Nephrotic syndrome is defined by proteinuria in the nephrotic range (protein/Creatinine in isolated urination >2 mg/mg or in 24-hour urine >40 mg/m2/hour), hypoalbuminemia (<2.5 g/dl), dyslipemia and generalized edema1,2 as our case. The age of the patient described is among the most frequent (2 to 10 years) for INS or primary SN.2 It was one of the 10-20%, according to the bibliography,2,3 that does not respond correctly to corticosteroid treatment.

Our patient (Table I) was a corticodependent nephrotic syndrome that evolved favourably but required several steroid-sparing agents such as cyclophosphamide (not good response) and mycophenolate mofetil.

Cases that start in less than one year are usually of genetic cause.5 Our patient was 23 months old but pointed out that there was an important family burden (father and paternal aunt) with corticodependent nephrotic syndrome, confirmed in both cases with renal biopsy as minimum changes (most frequent histopathology) and in both cases with good evolution of renal function so that no genetic study or renal biopsy was performed in the patient presented.


To know how to diagnose a nephrotic syndrome and how to treat it (with the peculiarities of the treatment according to the clinical evolution) as well as the follow-up to be carried out.
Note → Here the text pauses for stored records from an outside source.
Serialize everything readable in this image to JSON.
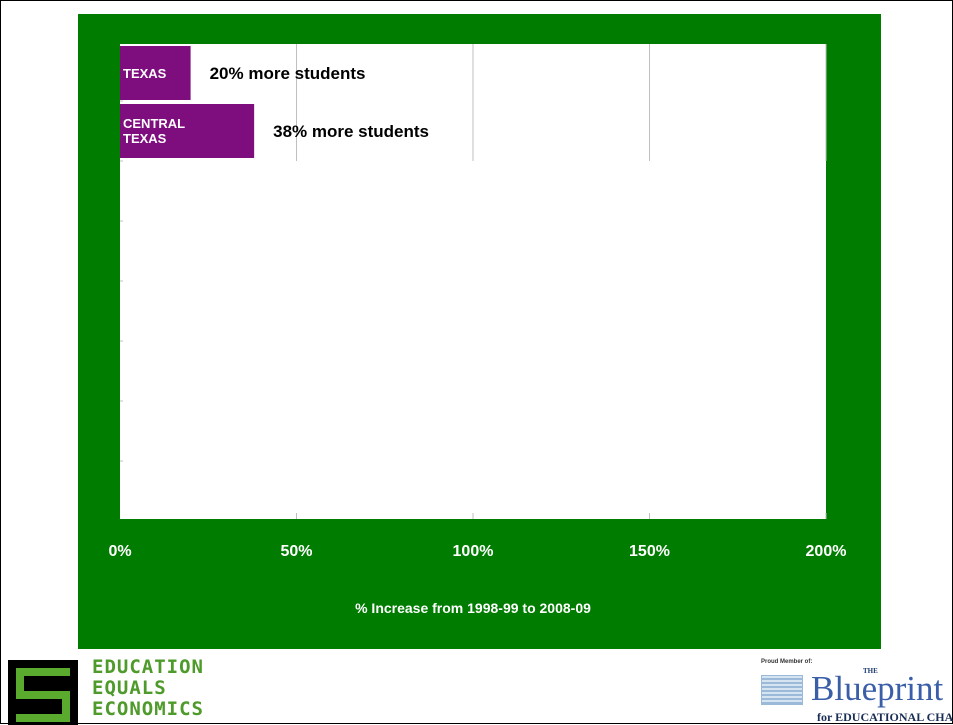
{
  "chart_data": {
    "type": "bar",
    "orientation": "horizontal",
    "categories": [
      "TEXAS",
      "CENTRAL TEXAS"
    ],
    "values": [
      20,
      38
    ],
    "value_labels": [
      "20% more students",
      "38% more students"
    ],
    "title": "",
    "xlabel": "% Increase from 1998-99 to 2008-09",
    "ylabel": "",
    "xlim": [
      0,
      200
    ],
    "x_ticks": [
      0,
      50,
      100,
      150,
      200
    ],
    "x_tick_labels": [
      "0%",
      "50%",
      "100%",
      "150%",
      "200%"
    ],
    "grid": true,
    "colors": {
      "bar": "#7e0d7e",
      "panel": "#007c00",
      "plot_bg": "#ffffff",
      "gridline": "#bfbfbf"
    }
  },
  "logos": {
    "eee": {
      "lines": [
        "EDUCATION",
        "EQUALS",
        "ECONOMICS"
      ],
      "icon": "eee-emblem-icon"
    },
    "blueprint": {
      "proud": "Proud Member of:",
      "the": "THE",
      "word": "Blueprint",
      "tagline": "for EDUCATIONAL CHANGE™",
      "icon": "blueprint-grid-icon"
    }
  }
}
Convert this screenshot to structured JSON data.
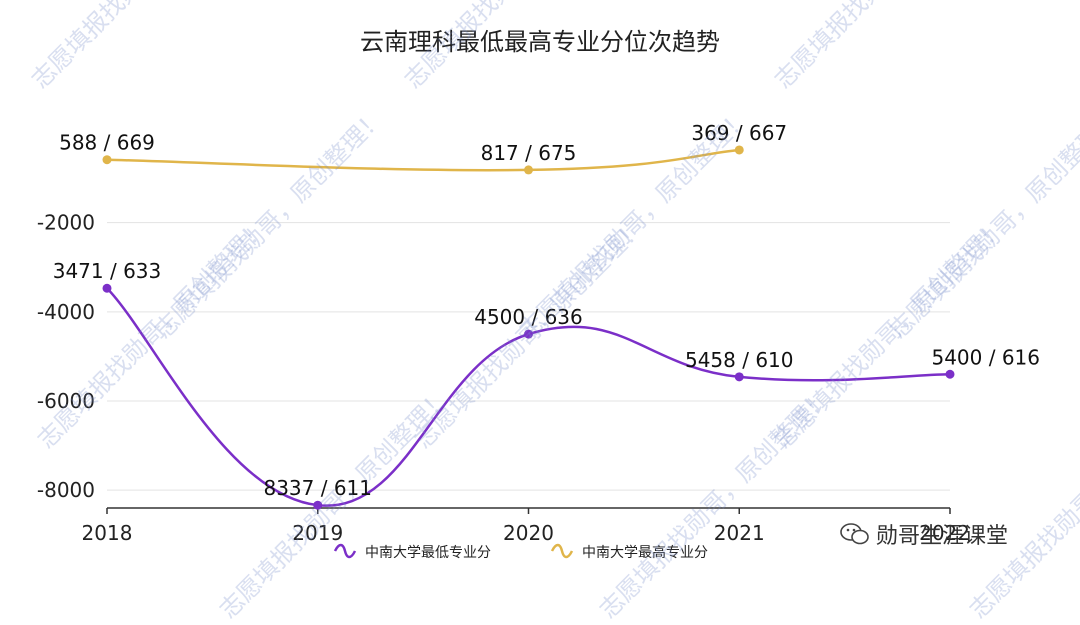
{
  "chart_data": {
    "type": "line",
    "title": "云南理科最低最高专业分位次趋势",
    "categories": [
      "2018",
      "2019",
      "2020",
      "2021",
      "2022"
    ],
    "y_ticks": [
      "-2000",
      "-4000",
      "-6000",
      "-8000"
    ],
    "ylim": [
      -8400,
      1200
    ],
    "grid": true,
    "legend_position": "bottom",
    "series": [
      {
        "name": "中南大学最低专业分",
        "color": "#7b2fc8",
        "x": [
          "2018",
          "2019",
          "2020",
          "2021",
          "2022"
        ],
        "values": [
          -3471,
          -8337,
          -4500,
          -5458,
          -5400
        ],
        "labels": [
          "3471 / 633",
          "8337 / 611",
          "4500 / 636",
          "5458 / 610",
          "5400 / 616"
        ]
      },
      {
        "name": "中南大学最高专业分",
        "color": "#e0b54a",
        "x": [
          "2018",
          "2020",
          "2021"
        ],
        "values": [
          -588,
          -817,
          -369
        ],
        "labels": [
          "588 / 669",
          "817 / 675",
          "369 / 667"
        ]
      }
    ]
  },
  "watermark": "志愿填报找勋哥，原创整理！",
  "brand": {
    "icon": "wechat-icon",
    "text": "勋哥生涯课堂"
  }
}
These patients will be controlled by Pediatric Nephrologists but every Pediatrician (Primary or Specialized Care) must know their diagnosis and management, as early diagnosis is important.


  1. Hodson E. The management of idiopathic nephrotic syndrome in children. Paediatr Drugs. 2003;5:335‒349.
  2. Hevia P, Nazal V, Rosati MP, Quiroz L, Alarcón C, et al. Síndrome nefrótico idiopático: recomendaciones de la Rama de Nefrología de la Sociedad Chilena de Pediatría. Rev Chil Pediatr. 2015;86(4):291‒298.
  3. KDIGO Clinical Practice Guideline for Glomerulonephritis. Kidney Int Suppl. 2012;2:139‒274.
  4. Jalanko H. Congenital nephrotic syndrome. Pediatr Nephrol. 2009; 24:2121‒2128.
  5. Azócar M. El síndrome nefrótico y el diagnóstico genético en Pediatría. Rev Chil Pediatr. 2011;82:12‒20.
  6. Teeninga N, Kist-van Holthe JE, van Rijswijk N, de Mos NI, et al. Extending prednisolone treatment does not reduce relapses in childhood nephrotic syndrome. J Am Soc Nephrol. 2013;24:149‒159.
  7. Sinha A, Saha A, Kumar M, Sharma S, Afzal K, et al. Extending initial prednisolone treatment in a randomized control trial from 3 to 6 months did not significantly influence the course of illness in children with steroid-sensitive nephrotic syndrome. Kidney Int. 2014;87:1‒8.
  8. Yoshikawa N, Nakanishi K, Sako M, Oba MS, Mori R, et al. A multicenter randomized trial indicates initial prednisolone treatment for childhood nephrotic syndrome for two months is not inferior to six-month treatment. Kidney Int. 2014;87:225‒232.
  9. Bagga A, Ali U, Banerjee S. Management of steroid sensitive nephrotic syndrome: revised guidelines. Indian Pediatr. 2008;45:203‒214.
  10. Pravitsitthikul N, Willis NS, Hodson EM, Craig JC. Non-corticosteroid immunosuppressive medications for steroid-sensitive nephrotic syndrome in children. Cochrane Database Syst Rev. 2013;10:CD002290.